Written, acted and directed by Jess, Coping was her directorial debut and looked at how a young girl recovers from the death of her two best friends. She went on to direct Girl A, a short film about a girl who is originally perceived as a bit of a bully:
“I took the idea of bullying and flipped it, so we see it from the bully’s point of view instead of the victim. I wrote it so that she was the subject of domestic abuse. So the big question we put out to the audience was “Is she a bully or is she a product of what she has been through in her childhood?” ”
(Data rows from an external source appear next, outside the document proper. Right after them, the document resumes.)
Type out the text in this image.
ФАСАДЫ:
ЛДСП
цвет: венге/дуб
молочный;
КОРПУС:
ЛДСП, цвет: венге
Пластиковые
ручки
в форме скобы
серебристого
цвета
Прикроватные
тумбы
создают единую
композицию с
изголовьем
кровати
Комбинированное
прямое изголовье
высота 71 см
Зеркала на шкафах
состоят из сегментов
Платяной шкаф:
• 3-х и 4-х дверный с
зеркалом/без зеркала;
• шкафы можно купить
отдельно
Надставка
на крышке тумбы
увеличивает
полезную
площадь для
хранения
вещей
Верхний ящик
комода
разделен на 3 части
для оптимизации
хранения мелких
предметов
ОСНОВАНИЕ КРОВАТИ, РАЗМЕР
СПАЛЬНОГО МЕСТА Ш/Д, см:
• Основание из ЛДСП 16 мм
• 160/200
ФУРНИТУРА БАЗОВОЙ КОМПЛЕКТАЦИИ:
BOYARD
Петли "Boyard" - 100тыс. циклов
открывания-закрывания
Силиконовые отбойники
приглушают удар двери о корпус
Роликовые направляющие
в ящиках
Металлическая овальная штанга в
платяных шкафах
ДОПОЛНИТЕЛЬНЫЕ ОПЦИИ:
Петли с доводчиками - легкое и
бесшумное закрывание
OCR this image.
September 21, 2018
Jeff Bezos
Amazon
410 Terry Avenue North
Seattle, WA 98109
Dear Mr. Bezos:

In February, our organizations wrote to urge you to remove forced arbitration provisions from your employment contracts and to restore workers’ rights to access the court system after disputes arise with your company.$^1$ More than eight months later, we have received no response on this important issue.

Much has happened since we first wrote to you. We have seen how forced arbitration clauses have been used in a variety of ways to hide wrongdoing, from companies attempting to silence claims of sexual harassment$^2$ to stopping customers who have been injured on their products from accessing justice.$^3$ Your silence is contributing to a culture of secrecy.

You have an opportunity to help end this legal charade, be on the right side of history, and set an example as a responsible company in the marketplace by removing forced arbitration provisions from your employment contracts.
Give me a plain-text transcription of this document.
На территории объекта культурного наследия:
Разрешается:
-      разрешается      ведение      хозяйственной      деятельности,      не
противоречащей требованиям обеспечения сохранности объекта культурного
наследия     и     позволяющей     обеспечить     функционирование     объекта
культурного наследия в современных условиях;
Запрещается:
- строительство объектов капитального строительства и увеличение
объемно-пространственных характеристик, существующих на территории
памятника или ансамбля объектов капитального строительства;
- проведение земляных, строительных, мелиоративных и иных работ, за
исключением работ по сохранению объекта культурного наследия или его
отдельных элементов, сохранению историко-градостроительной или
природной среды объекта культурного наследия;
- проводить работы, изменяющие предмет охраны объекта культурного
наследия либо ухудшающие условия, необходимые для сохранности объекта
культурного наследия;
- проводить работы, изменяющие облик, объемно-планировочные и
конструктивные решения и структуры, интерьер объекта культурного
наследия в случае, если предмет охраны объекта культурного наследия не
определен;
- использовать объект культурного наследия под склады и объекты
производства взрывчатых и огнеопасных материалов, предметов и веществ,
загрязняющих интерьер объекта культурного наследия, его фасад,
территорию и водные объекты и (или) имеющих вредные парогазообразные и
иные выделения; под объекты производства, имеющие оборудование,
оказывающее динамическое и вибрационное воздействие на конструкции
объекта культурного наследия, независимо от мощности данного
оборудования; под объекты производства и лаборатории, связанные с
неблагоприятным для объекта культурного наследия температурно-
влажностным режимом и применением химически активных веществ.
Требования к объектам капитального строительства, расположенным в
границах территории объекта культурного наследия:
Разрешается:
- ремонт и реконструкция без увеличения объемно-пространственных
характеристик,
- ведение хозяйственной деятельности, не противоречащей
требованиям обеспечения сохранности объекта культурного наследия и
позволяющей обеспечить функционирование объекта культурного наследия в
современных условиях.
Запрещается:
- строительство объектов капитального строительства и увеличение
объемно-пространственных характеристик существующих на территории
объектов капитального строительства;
Jess talks passionately about the representation of women and especially younger girls. “I stand for a young, female point of view and have always cast females in my films but it was never intentional, I’ve just always had ideas based around females because that’s what I know.”
The success of Girl A thrust Jess into the limelight and as a result has received a string of awards including Best Director at the Festival de Cinema Escolar de Alvorada, Best New Director at the Winchester Short Film Festival awards and the film has been screened at festivals all over Europe not to mention at the BFI Future Film Festival in London.
Now in her first year of A-Levels at Wyggeston and Queen Elizabeth College, she has just finished the post-production for her new film called Stripped based on the dangers of sexting. The film has been commissioned by Safen3t, an educational programme aimed at informing people of the risks and dangers of social media and the internet.
With so much going on I ask her how she finds time to juggle it all:
“I don’t feel like it’s a job but I do see it as a job. It’s a lot of work but I love it so much that I’ll always find time for it and I like to keep myself busy.”